講師に直接質問できることや、同じ目標を持つ仲間がいることはもちろんですが、私が最も大きいと感じたのは「学習習慣が身につくこと」です。
私は毎週日曜日に通学していましたが、「この日までに課題を終わらせる」「先生に質問したいから土曜日の夜に質問を整理する」といった、日曜日の講義に向けて月曜日から準備していくサイクルが自然とできていました。
独学では、このような学習ルーティンを継続して作ることは難しかったと思います。

日建学院で良かったところは?

学科のAテスト・Bテスト・Cテストなどの確認テストが非常に役立ちました。

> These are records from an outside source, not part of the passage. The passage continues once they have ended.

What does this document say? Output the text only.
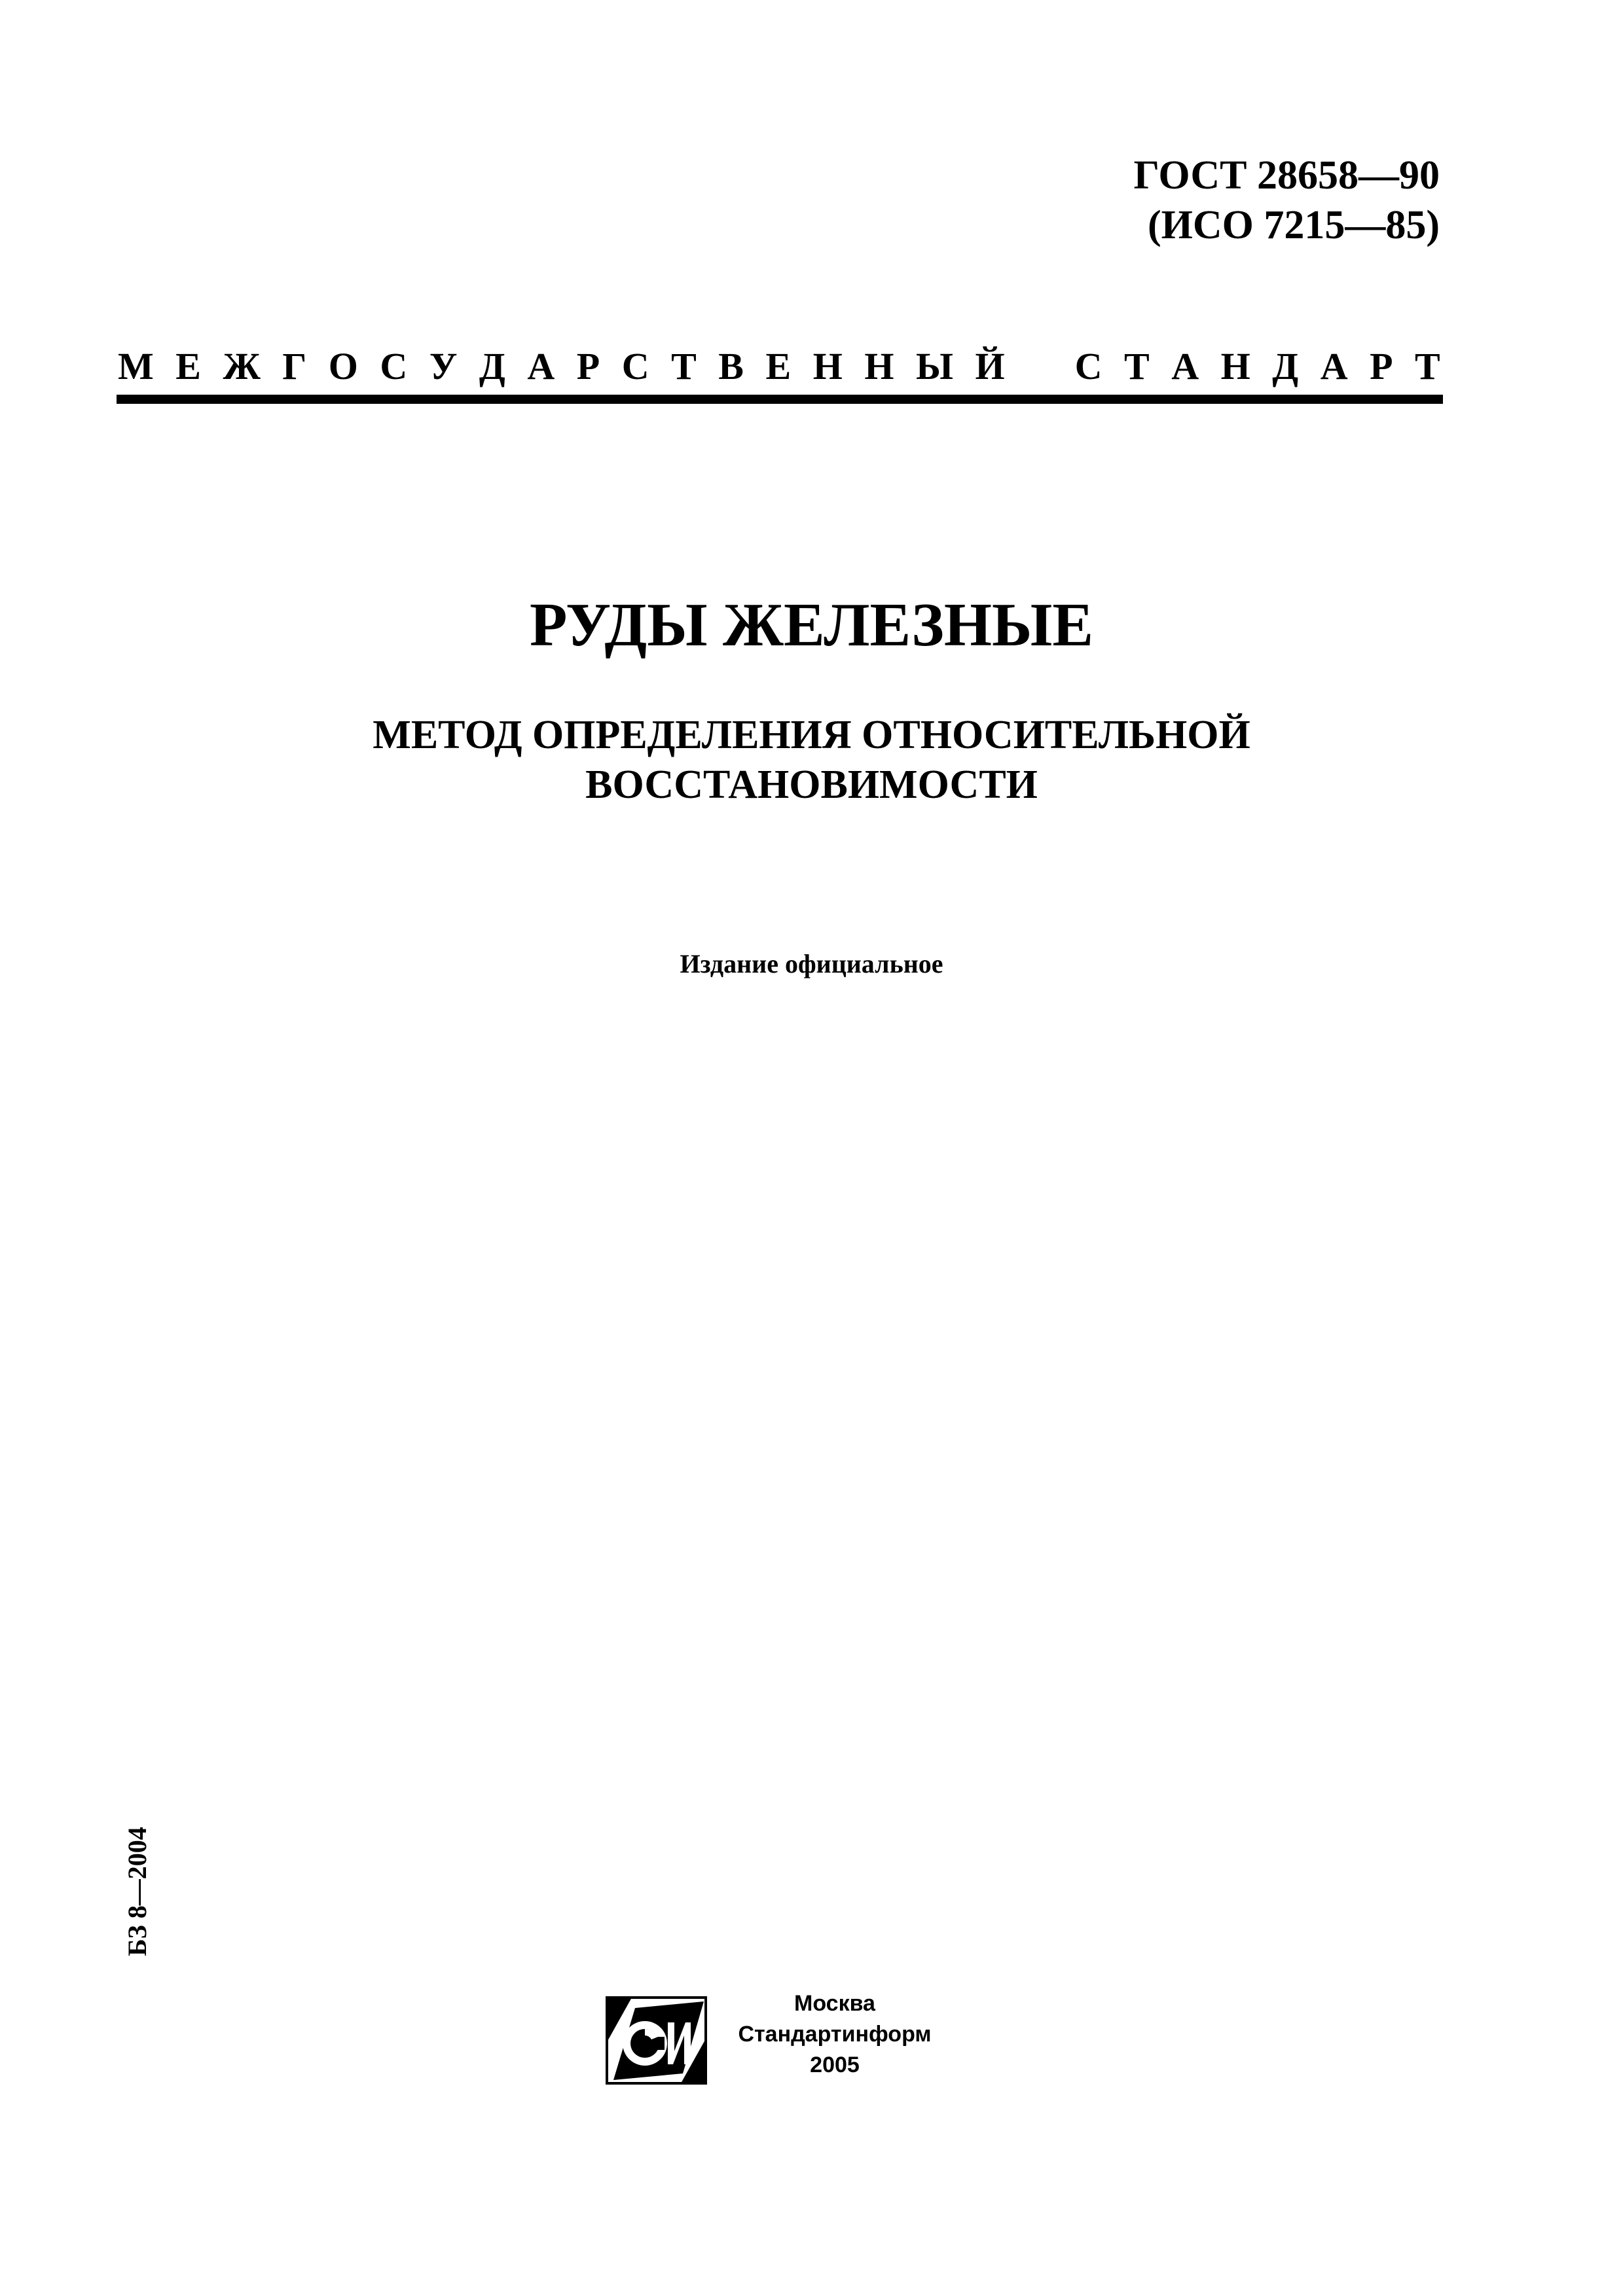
ГОСТ 28658—90
(ИСО 7215—85)
М Е Ж Г О С У Д А Р С Т В Е Н Н Ы Й С Т А Н Д А Р Т
РУДЫ ЖЕЛЕЗНЫЕ
МЕТОД ОПРЕДЕЛЕНИЯ ОТНОСИТЕЛЬНОЙ
ВОССТАНОВИМОСТИ
Издание официальное
БЗ 8—2004
Москва
Стандартинформ
2005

テストを受けることで、自分の理解度や苦手分野を客観的に把握できるため、「次にどこを重点的に復習すればよいか」が明確になりました。
Aテスト、Bテスト、Cテストと段階的に難易度が上がるため、本試験に向けて効率良く弱点補強ができたと感じています。

成績はいかがでしたか?

学科は当初かなり苦戦しましたが、試験直前には合格圏内まで実力を伸ばすことができたと思います。
製図は比較的得意な方だったと思いますが、1年目は表面的な理解にとどまっていました。2年目は本質的な理解を深めることができ、それが合格につながったと感じています。

勉強時間の確保はいかがでしたか?

勉強時間の確保で苦労したのは学科試験の勉強を始めた頃だけで、その後は大きな負担には感じませんでした。
毎日決まったリズムで学習できるように、モーニングルーティンやナイトルーティンを確立し、達成感を感じながら継続できる環境づくりを意識していました。

今後の受験者へメッセージを!

「なぜ合格したいのか」「合格したら何をしたいのか」「なぜその資格を取得したいのか」をよく考え、自分なりの答えを持つことが重要だと思います。
また、時間がなくても毎日少しずつ勉強に触れ、継続している自分自身を認めてあげることも大切です。必ず合格する方法はありませんが、合格するために必要な学習の積み重ねは必ずあります。自分を信じて頑張ってほしいと思います。
また、担当者の方から「やるべきことは全てやれば良い」と言われたことが、とても心に残っています。学生でも社会人でも、資格勉強以外にやるべきことはたくさんあります。その全てに向き合いながら資格勉強にも取り組むことで、より充実した毎日を送ることができると思います。
「1級建築士の勉強をしている時が、一番1級建築士らしい時間である」という言葉があります。ぜひ学習そのものを楽しみながら、自分の成長を感じて頑張ってください。